POMEZIA (ROMA) – Sono scesi dall’aereo facendo i segni dell’ok e della vittoria, contenti di essere tornati sani e salvi in Italia. Raccontano le loro esperienze in Libia, le loro paure ma anche di una Tripoli calma di giorno, quando si può arrivare all’aeroporto tranquillamente in taxi, e invece terribile di notte.
Sono quasi un centinaio gli italiani arrivati ieri sera all’aeroporto militare di Pratica di Mare a bordo di due C-130 dell’Aeronautica militare italiana. Sfuggiti da una ”rivoluzione” e da ”massacri” che non hanno visto con i loro occhi: ”Non mi sono mai sentito in pericolo, il problema è nelle periferie ma io non ci sono andato…”. Alcuni hanno confessato di non aver dormito per giorni, come due tecnici palermitani che lavorano a Zawia: ”Di notte si scatenavano…spari e grida…”.
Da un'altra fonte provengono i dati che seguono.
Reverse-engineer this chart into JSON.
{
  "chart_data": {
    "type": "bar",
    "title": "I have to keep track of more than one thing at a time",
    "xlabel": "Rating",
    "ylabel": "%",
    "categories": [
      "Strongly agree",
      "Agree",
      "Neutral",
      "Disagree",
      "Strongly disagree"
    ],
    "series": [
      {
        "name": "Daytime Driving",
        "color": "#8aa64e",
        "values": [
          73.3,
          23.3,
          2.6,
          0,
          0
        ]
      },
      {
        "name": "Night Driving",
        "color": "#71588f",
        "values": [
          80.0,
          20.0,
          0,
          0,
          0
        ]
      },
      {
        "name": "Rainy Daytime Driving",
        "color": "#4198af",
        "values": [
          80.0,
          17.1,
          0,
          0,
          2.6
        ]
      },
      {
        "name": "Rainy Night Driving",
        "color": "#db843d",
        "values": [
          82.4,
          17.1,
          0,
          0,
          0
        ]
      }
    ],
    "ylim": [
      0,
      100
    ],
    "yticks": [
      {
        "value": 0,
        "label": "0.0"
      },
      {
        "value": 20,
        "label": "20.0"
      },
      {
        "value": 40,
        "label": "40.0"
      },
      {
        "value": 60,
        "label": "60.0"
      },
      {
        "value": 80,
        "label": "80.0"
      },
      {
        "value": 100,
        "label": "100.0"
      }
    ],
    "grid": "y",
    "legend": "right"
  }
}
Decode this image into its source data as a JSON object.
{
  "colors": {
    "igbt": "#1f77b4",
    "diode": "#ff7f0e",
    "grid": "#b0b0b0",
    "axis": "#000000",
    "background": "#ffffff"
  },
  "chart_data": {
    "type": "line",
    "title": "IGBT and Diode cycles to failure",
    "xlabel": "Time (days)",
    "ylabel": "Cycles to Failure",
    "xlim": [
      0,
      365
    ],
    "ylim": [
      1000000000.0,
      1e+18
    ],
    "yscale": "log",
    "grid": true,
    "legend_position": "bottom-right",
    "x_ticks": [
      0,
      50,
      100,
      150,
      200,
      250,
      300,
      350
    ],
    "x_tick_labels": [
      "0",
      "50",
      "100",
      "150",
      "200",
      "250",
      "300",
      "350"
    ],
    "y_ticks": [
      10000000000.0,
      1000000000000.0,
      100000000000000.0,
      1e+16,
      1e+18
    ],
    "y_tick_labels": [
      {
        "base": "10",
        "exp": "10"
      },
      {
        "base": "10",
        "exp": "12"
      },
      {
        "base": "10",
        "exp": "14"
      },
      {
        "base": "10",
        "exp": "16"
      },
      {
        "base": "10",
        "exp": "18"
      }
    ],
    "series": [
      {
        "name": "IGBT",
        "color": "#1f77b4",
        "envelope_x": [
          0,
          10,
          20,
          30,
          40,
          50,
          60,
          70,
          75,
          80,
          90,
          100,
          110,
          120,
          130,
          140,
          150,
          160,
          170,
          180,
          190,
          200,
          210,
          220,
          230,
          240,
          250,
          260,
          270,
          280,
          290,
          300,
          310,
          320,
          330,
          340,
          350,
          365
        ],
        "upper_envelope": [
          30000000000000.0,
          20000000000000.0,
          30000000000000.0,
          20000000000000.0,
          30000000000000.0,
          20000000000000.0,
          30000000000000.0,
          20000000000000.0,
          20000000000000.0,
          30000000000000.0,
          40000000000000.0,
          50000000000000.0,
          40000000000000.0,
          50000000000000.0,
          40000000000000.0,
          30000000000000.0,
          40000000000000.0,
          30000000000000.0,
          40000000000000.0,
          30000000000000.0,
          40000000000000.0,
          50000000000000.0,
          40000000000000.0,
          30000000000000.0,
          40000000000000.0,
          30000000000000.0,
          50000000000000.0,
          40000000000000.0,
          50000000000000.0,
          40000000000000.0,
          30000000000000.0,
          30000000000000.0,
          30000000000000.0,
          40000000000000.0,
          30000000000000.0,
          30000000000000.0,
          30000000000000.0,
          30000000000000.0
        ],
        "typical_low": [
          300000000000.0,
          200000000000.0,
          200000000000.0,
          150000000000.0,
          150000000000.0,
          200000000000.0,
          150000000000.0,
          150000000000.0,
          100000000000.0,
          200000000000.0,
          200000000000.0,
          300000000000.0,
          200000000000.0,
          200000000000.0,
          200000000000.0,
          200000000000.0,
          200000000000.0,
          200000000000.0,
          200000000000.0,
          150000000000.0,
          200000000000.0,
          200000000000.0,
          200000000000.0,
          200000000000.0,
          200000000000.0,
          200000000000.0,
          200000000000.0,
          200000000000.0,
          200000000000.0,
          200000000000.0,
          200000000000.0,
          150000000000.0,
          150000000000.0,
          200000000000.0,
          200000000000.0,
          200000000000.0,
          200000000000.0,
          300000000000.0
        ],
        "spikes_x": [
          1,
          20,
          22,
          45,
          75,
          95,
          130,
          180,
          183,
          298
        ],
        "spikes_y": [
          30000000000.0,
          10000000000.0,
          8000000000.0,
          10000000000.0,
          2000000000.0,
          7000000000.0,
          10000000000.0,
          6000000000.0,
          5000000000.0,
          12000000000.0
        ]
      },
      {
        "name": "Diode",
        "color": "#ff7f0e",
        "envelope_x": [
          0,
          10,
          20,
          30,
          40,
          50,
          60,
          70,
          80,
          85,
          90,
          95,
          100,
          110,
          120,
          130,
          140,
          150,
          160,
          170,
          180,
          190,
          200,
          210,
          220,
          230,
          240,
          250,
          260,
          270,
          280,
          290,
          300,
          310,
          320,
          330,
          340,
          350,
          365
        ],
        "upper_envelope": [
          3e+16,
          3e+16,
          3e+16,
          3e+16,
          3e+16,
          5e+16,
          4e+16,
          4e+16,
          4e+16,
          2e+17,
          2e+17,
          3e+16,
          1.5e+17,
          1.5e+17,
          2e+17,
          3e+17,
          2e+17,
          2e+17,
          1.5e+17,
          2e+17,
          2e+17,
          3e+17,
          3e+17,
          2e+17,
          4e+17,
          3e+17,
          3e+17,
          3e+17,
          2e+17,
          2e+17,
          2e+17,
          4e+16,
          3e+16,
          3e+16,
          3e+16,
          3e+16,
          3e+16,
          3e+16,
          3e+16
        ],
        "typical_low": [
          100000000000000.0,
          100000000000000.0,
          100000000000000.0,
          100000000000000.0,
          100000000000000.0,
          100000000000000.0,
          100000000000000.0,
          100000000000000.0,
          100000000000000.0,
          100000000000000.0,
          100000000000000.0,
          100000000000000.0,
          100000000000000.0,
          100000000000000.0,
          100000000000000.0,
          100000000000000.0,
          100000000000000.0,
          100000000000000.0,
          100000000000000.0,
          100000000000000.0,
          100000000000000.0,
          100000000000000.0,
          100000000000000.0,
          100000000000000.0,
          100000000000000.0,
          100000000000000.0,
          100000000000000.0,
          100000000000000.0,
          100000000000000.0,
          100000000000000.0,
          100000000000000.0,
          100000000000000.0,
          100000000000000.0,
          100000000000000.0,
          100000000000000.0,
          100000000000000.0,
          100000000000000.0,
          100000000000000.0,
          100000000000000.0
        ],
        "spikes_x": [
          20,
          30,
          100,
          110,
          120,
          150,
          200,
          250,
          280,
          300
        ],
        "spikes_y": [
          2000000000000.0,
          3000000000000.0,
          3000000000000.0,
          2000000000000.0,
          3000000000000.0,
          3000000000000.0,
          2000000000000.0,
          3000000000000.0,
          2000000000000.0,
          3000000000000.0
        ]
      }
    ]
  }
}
Altri hanno raccontato di una Libia pro Gheddafi, in particolare i turisti che hanno visitato la parte sud del Paese, considerata roccaforte del Colonnello. Tutti però hanno detto di essere impressionati dalle condizioni dell’aeroporto della capitale, definito senza mezzi termini ”uno schifo”: ”Erano tutti ammassati – ha commentato un dipendente dell’Eni che lavorava a Tripoli – come se in una casa di 50 metri quadri mettessero mille persone…”.
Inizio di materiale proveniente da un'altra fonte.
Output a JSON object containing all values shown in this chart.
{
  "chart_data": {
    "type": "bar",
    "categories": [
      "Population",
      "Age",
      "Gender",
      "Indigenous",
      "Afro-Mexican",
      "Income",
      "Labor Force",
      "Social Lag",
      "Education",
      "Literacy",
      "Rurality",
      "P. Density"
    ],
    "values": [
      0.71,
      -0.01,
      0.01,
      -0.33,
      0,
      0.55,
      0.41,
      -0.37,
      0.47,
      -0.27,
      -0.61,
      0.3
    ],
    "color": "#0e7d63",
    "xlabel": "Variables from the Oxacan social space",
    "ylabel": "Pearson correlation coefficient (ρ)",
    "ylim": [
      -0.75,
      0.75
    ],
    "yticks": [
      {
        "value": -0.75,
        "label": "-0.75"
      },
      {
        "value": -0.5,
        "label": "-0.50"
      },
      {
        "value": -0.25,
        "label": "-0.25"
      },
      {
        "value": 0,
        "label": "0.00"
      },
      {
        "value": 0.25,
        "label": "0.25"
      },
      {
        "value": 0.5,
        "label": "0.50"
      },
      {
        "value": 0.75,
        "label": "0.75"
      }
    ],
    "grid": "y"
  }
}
Insieme con gli italiani sono atterrati anche diversi gruppi di stranieri. Tra mercoledì e giovedì ne sono stati rimpatriati un centinaio, tra cui britannici, inglesi, francesi, sloveni, croati e polacchi; tra loro è arrivato ieri 24 febbraio anche il capogabinetto della Fao, Hervè Leveune, che ha annunciato la scelta della capitale italiana come scalo per l’evacuazione delle organizzazioni internazionali che lavorano in Libia.
Dopo l’assalto dei giornalisti e i flash dei fotografi, sono diversi gli italiani che si sentono ”storditi”, quasi sorpresi dalle domande che vogliono sapere di violenze, sangue e massacri: ”Io non ho visto niente – ha detto uno di loro – non mi sono mai sentito in pericolo”. ”Non ci sono mica 10.000 morti”, ha aggiunto un altro. ”E’ esagerato, non abbiamo visto nulla di tutto ciò di cui si parla”. Qualcuno chiama anche in causa la Farnesina: ”E’ stata lenta a dare gli avvisi di pericolo per la Libia – dice un passeggero appena sceso dall’aereo – In Francia, diversamente, sono stati avvisati”.